Saturday, November 19, 2005

Two Smiths Think Alike


“Vietnam vet has used lessons learned in combat to build Fedex into a global empire, writes David Litterick” in today’s Daily Telegraph (UK), 19 November.


“The military efficiency of the operation would come as no surprise to anyone who has met Fred Smith, the chairman and chief executive who founded the company and an entire industry 30 years ago. A former marine, he has testified to how his time in the military developed his leadership skills and helped him build the firm into the second largest aircraft fleet in the world.

It's all a far cry from the company which started one night in 1971 with just 14 aircraft carrying a measly 184 packages, but then at the time few thought his new venture would succeed. Smith is not keen on talking about the past, particularly the Yale thesis which has now become legendary. But the story shows how ahead of the curve he was when he argued that an ever more computerised world would demand a reliable overnight delivery service.”

Comment

Fedex at $30 billion is one of the world’s largest parcel delivery services in the world, along with DHL, UPS, Deutsche Post, TNT, and numerous other state-owned postal services. It is now opening its second global air-hub after Memphis, USA, in Southern China.

"The growth in trade has been the engine that has increased the wealth of the world - no question. It's been tough on individuals who are in professions and in locations that get far more efficient competitors, like Delphi or GM, but that's what Adam Smith figured out two centuries ago.”

Adam Smith considered the future of the ‘carrying trade’ important enough for it to be an economic sector in its own right, after the home trade and foreign trade.

“All wholesale trade, all buying in order to sell again by wholesale, may be reduced to three different sorts. The home trade, the foreign trade of consumption, and the carrying trade. The home trade is employed in purchasing in one part of the same country, and selling in another, the produce of the industry of that country. It comprehends both the inland and the coasting trade. The foreign trade of consumption is employed in purchasing foreign goods for home consumption. The carrying trade is employed in transacting the commerce of foreign countries, or in carrying the surplus produce of one to another.” (Wealth of Nations, II.v.24, page 368)

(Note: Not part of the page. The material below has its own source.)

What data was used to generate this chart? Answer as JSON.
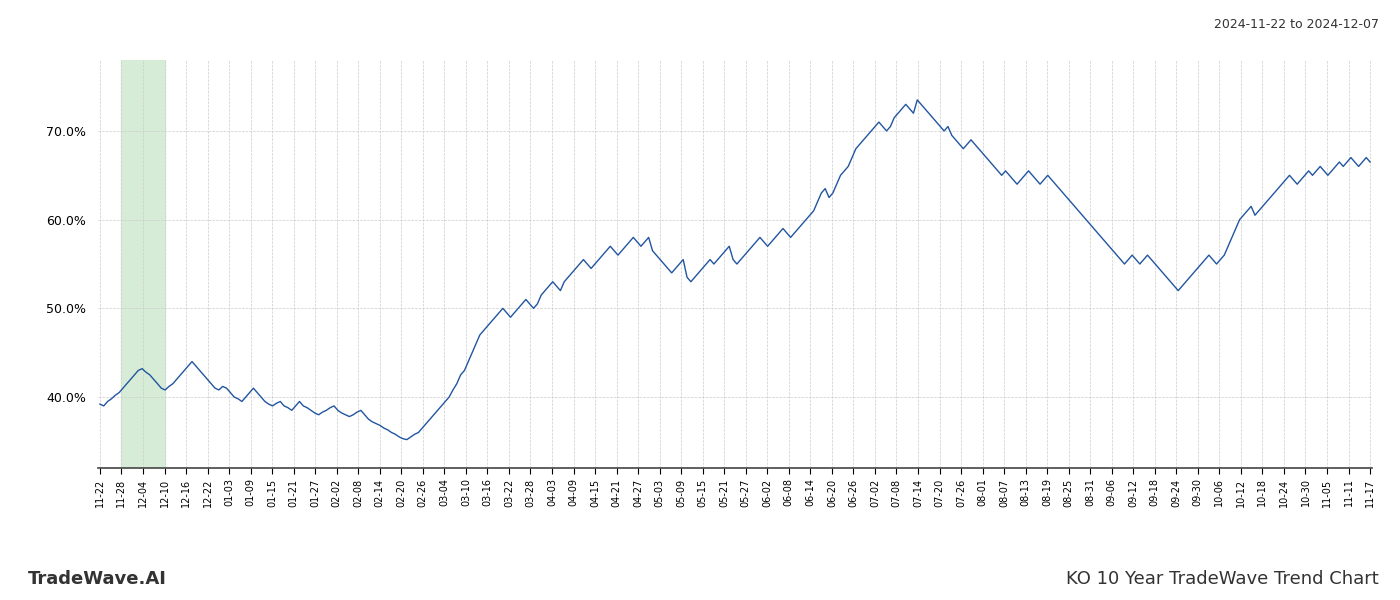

Fred Smith, FEDEX CEO, makes a point about physical products that is significant for his business:

“Alan Greenspan likes to point out that the US economy has grown by factor of five since the end of World War Two but that the aggregate weight produced by the economy hasn't increased at all. Everything is getting lighter. An increasing percentage of manufactured goods are high-value-added and technology products and these tend to be easy to transport.”

Whereas Adam Smith remarked on the weight to value problems of the 18th century carrying trade acting to inhibit production for distant sale (hence his support for publicly funded programme of road, canal and harbour improvements), the modern global economy has a reverse relationship between weight (important in air transport) and high-value per unit freighted (important in modern business).

Today the main problem is not technology, but institutional barriers to trade with heavy restrictions on air travel aimed at protecting national sensitivities as seen in foreign ownership regulations, the ‘five freedoms’ rules about entering foreign airspace and in outright ‘closed sky’ national laws. Fred Smith (like Adam Smith) has come to the correct conclusion:

The more trade barriers can be brought down the better.”